When a figure is as fundamental to our history and national identity as Martin Luther King Jr., is there anything left to learn about him?
Actually, it may be precisely because King is such a towering figure in our collective memory that we tend to focus on a few big moments — Montgomery, Birmingham, Selma and of course “I Have a Dream” — and let the rest fade into history, leaving us with more myth than man as time goes on. That’s the argument behind the new HBO documentary “King in the Wilderness,” a fascinating and poignant look at the less-examined final years of the man’s life, timed for the 50th anniversary of his death.
It’s a compelling argument: Google a list of King’s iconic moments, and it’ll likely skip the years between 1965 and his 1968 assassination. Young people today are familiar with that iconic 1963 speech at the March on Washington, but much less so King’s blistering 1967 speech at Riverside Church in New York, excoriating U.S. involvement in Vietnam.
It was an agonizing moment for King, who felt he could no longer stay silent about the war but risked fury from across the political spectrum — including from some associates in the civil rights movement — by getting involved in the fray. The speech, feels Rep. John Lewis, another King friend interviewed here, was the best he ever gave: “He literally poured out of his heart the depth and essence of his soul.” Yet King was vilified by many afterward, and felt both betrayed and abandoned.

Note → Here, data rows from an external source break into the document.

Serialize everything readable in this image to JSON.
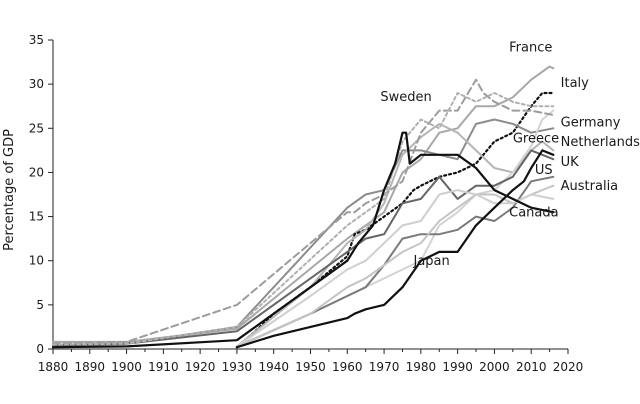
{
  "chart_data": {
    "type": "line",
    "title": "",
    "xlabel": "",
    "ylabel": "Percentage of GDP",
    "xlim": [
      1880,
      2020
    ],
    "ylim": [
      0,
      35
    ],
    "xticks": [
      1880,
      1890,
      1900,
      1910,
      1920,
      1930,
      1940,
      1950,
      1960,
      1970,
      1980,
      1990,
      2000,
      2010,
      2020
    ],
    "yticks": [
      0,
      5,
      10,
      15,
      20,
      25,
      30,
      35
    ],
    "grid": false,
    "legend": "none",
    "series": [
      {
        "name": "France",
        "color": "#a8a8a8",
        "dash": "none",
        "width": 2,
        "points": [
          [
            1880,
            0.8
          ],
          [
            1900,
            0.8
          ],
          [
            1930,
            2.3
          ],
          [
            1960,
            12.5
          ],
          [
            1965,
            14
          ],
          [
            1970,
            15.5
          ],
          [
            1975,
            20
          ],
          [
            1980,
            21.5
          ],
          [
            1985,
            24.5
          ],
          [
            1990,
            25
          ],
          [
            1995,
            27.5
          ],
          [
            2000,
            27.5
          ],
          [
            2005,
            28.5
          ],
          [
            2010,
            30.5
          ],
          [
            2015,
            32
          ],
          [
            2016,
            31.8
          ]
        ]
      },
      {
        "name": "Italy",
        "color": "#111111",
        "dash": "2,3",
        "width": 2.2,
        "points": [
          [
            1930,
            0.2
          ],
          [
            1935,
            2
          ],
          [
            1940,
            4
          ],
          [
            1950,
            7
          ],
          [
            1960,
            10.5
          ],
          [
            1962,
            13
          ],
          [
            1965,
            13.5
          ],
          [
            1970,
            15
          ],
          [
            1975,
            16.5
          ],
          [
            1978,
            18
          ],
          [
            1980,
            18.5
          ],
          [
            1985,
            19.5
          ],
          [
            1990,
            20
          ],
          [
            1995,
            21
          ],
          [
            2000,
            23.5
          ],
          [
            2005,
            24.5
          ],
          [
            2010,
            27.5
          ],
          [
            2013,
            29
          ],
          [
            2016,
            29
          ]
        ]
      },
      {
        "name": "Germany",
        "color": "#8c8c8c",
        "dash": "none",
        "width": 2,
        "points": [
          [
            1880,
            0.5
          ],
          [
            1900,
            0.6
          ],
          [
            1930,
            2.5
          ],
          [
            1960,
            16
          ],
          [
            1965,
            17.5
          ],
          [
            1970,
            18
          ],
          [
            1975,
            22.5
          ],
          [
            1980,
            22.5
          ],
          [
            1985,
            22
          ],
          [
            1990,
            21.5
          ],
          [
            1995,
            25.5
          ],
          [
            2000,
            26
          ],
          [
            2005,
            25.5
          ],
          [
            2010,
            24.5
          ],
          [
            2016,
            25
          ]
        ]
      },
      {
        "name": "Netherlands",
        "color": "#b5b5b5",
        "dash": "none",
        "width": 2,
        "points": [
          [
            1930,
            0.3
          ],
          [
            1950,
            7
          ],
          [
            1960,
            12
          ],
          [
            1965,
            13.5
          ],
          [
            1970,
            16.5
          ],
          [
            1975,
            22
          ],
          [
            1980,
            24
          ],
          [
            1985,
            25.5
          ],
          [
            1990,
            24.5
          ],
          [
            1995,
            22.5
          ],
          [
            2000,
            20.5
          ],
          [
            2005,
            20
          ],
          [
            2010,
            22.5
          ],
          [
            2013,
            23.5
          ],
          [
            2016,
            22.5
          ]
        ]
      },
      {
        "name": "Greece",
        "color": "#d3d3d3",
        "dash": "none",
        "width": 2,
        "points": [
          [
            1930,
            0.2
          ],
          [
            1950,
            4
          ],
          [
            1960,
            6
          ],
          [
            1970,
            8
          ],
          [
            1975,
            9
          ],
          [
            1980,
            10
          ],
          [
            1985,
            14
          ],
          [
            1990,
            15.5
          ],
          [
            1995,
            17.5
          ],
          [
            2000,
            18
          ],
          [
            2005,
            20
          ],
          [
            2010,
            23
          ],
          [
            2013,
            26
          ],
          [
            2016,
            27
          ]
        ]
      },
      {
        "name": "UK",
        "color": "#666666",
        "dash": "none",
        "width": 2,
        "points": [
          [
            1880,
            0.4
          ],
          [
            1900,
            0.6
          ],
          [
            1930,
            2
          ],
          [
            1960,
            11
          ],
          [
            1965,
            12.5
          ],
          [
            1970,
            13
          ],
          [
            1975,
            16.5
          ],
          [
            1980,
            17
          ],
          [
            1985,
            19.5
          ],
          [
            1990,
            17
          ],
          [
            1995,
            18.5
          ],
          [
            2000,
            18.5
          ],
          [
            2005,
            19.5
          ],
          [
            2010,
            22.5
          ],
          [
            2016,
            21.5
          ]
        ]
      },
      {
        "name": "US",
        "color": "#7a7a7a",
        "dash": "none",
        "width": 2,
        "points": [
          [
            1930,
            0.3
          ],
          [
            1950,
            4
          ],
          [
            1960,
            6
          ],
          [
            1965,
            7
          ],
          [
            1970,
            9.5
          ],
          [
            1975,
            12.5
          ],
          [
            1980,
            13
          ],
          [
            1985,
            13
          ],
          [
            1990,
            13.5
          ],
          [
            1995,
            15
          ],
          [
            2000,
            14.5
          ],
          [
            2005,
            16
          ],
          [
            2010,
            19
          ],
          [
            2016,
            19.5
          ]
        ]
      },
      {
        "name": "Australia",
        "color": "#c4c4c4",
        "dash": "none",
        "width": 2,
        "points": [
          [
            1930,
            0.3
          ],
          [
            1950,
            4
          ],
          [
            1960,
            7
          ],
          [
            1965,
            8
          ],
          [
            1970,
            9.5
          ],
          [
            1975,
            11
          ],
          [
            1980,
            12
          ],
          [
            1985,
            14.5
          ],
          [
            1990,
            16
          ],
          [
            1995,
            17.5
          ],
          [
            2000,
            17.5
          ],
          [
            2005,
            16.5
          ],
          [
            2010,
            17.5
          ],
          [
            2016,
            18.5
          ]
        ]
      },
      {
        "name": "Canada",
        "color": "#cfcfcf",
        "dash": "none",
        "width": 2,
        "points": [
          [
            1930,
            0.3
          ],
          [
            1950,
            6
          ],
          [
            1960,
            9
          ],
          [
            1965,
            10
          ],
          [
            1970,
            12
          ],
          [
            1975,
            14
          ],
          [
            1980,
            14.5
          ],
          [
            1985,
            17.5
          ],
          [
            1990,
            18
          ],
          [
            1995,
            17.5
          ],
          [
            2000,
            16.5
          ],
          [
            2005,
            16.5
          ],
          [
            2010,
            17.5
          ],
          [
            2016,
            17
          ]
        ]
      },
      {
        "name": "Sweden",
        "color": "#9c9c9c",
        "dash": "7,4",
        "width": 2,
        "points": [
          [
            1880,
            0.6
          ],
          [
            1900,
            0.8
          ],
          [
            1930,
            5
          ],
          [
            1960,
            15.5
          ],
          [
            1962,
            15.5
          ],
          [
            1965,
            16.5
          ],
          [
            1970,
            17.5
          ],
          [
            1975,
            19
          ],
          [
            1980,
            24.5
          ],
          [
            1985,
            27
          ],
          [
            1990,
            27
          ],
          [
            1995,
            30.5
          ],
          [
            1997,
            29
          ],
          [
            2000,
            28
          ],
          [
            2005,
            27
          ],
          [
            2010,
            27
          ],
          [
            2016,
            26.5
          ]
        ]
      },
      {
        "name": "",
        "color": "#b0b0b0",
        "dash": "3,3",
        "width": 2,
        "points": [
          [
            1880,
            0.5
          ],
          [
            1900,
            0.6
          ],
          [
            1930,
            2.5
          ],
          [
            1960,
            14
          ],
          [
            1965,
            15.5
          ],
          [
            1970,
            17
          ],
          [
            1975,
            23.5
          ],
          [
            1980,
            26
          ],
          [
            1985,
            25
          ],
          [
            1990,
            29
          ],
          [
            1995,
            28
          ],
          [
            2000,
            29
          ],
          [
            2005,
            28
          ],
          [
            2010,
            27.5
          ],
          [
            2016,
            27.5
          ]
        ]
      },
      {
        "name": "Japan",
        "color": "#111111",
        "dash": "none",
        "width": 2.2,
        "points": [
          [
            1930,
            0.2
          ],
          [
            1940,
            1.5
          ],
          [
            1950,
            2.5
          ],
          [
            1960,
            3.5
          ],
          [
            1962,
            4
          ],
          [
            1965,
            4.5
          ],
          [
            1970,
            5
          ],
          [
            1975,
            7
          ],
          [
            1980,
            10
          ],
          [
            1985,
            11
          ],
          [
            1990,
            11
          ],
          [
            1995,
            14
          ],
          [
            2000,
            16
          ],
          [
            2005,
            18
          ],
          [
            2008,
            19
          ],
          [
            2010,
            20.5
          ],
          [
            2013,
            22.5
          ],
          [
            2016,
            22
          ]
        ]
      },
      {
        "name": "",
        "color": "#111111",
        "dash": "none",
        "width": 2.2,
        "points": [
          [
            1880,
            0.2
          ],
          [
            1900,
            0.3
          ],
          [
            1930,
            1
          ],
          [
            1960,
            10
          ],
          [
            1963,
            12
          ],
          [
            1967,
            14
          ],
          [
            1970,
            18
          ],
          [
            1973,
            21
          ],
          [
            1975,
            24.5
          ],
          [
            1976,
            24.5
          ],
          [
            1977,
            21
          ],
          [
            1980,
            22
          ],
          [
            1985,
            22
          ],
          [
            1990,
            22
          ],
          [
            1995,
            20.5
          ],
          [
            2000,
            18
          ],
          [
            2005,
            17
          ],
          [
            2010,
            16
          ],
          [
            2016,
            15.5
          ]
        ]
      }
    ],
    "labels": [
      {
        "text": "France",
        "xv": 2004,
        "yv": 33.7
      },
      {
        "text": "Italy",
        "xv": 2018,
        "yv": 29.7
      },
      {
        "text": "Sweden",
        "xv": 1969,
        "yv": 28.1
      },
      {
        "text": "Germany",
        "xv": 2018,
        "yv": 25.2
      },
      {
        "text": "Netherlands",
        "xv": 2018,
        "yv": 23.0
      },
      {
        "text": "Greece",
        "xv": 2005,
        "yv": 23.4
      },
      {
        "text": "UK",
        "xv": 2018,
        "yv": 20.7
      },
      {
        "text": "US",
        "xv": 2011,
        "yv": 19.8
      },
      {
        "text": "Australia",
        "xv": 2018,
        "yv": 18.0
      },
      {
        "text": "Canada",
        "xv": 2004,
        "yv": 15.0
      },
      {
        "text": "Japan",
        "xv": 1978,
        "yv": 9.5
      }
    ]
  }
}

Like that nugget on Belafonte “swan-diving” into the garbage pail, this film is filled with fascinating bits of information, culled from hundreds of hours of archival footage and countless photos. It veers from the very public to the deeply personal, including heart-wrenching scenes of King’s father collapsing with grief over his son’s coffin. A friend, Xernona Clayton, describes using the powder compact from her purse to fix the mortician’s messy work on King’s jaw.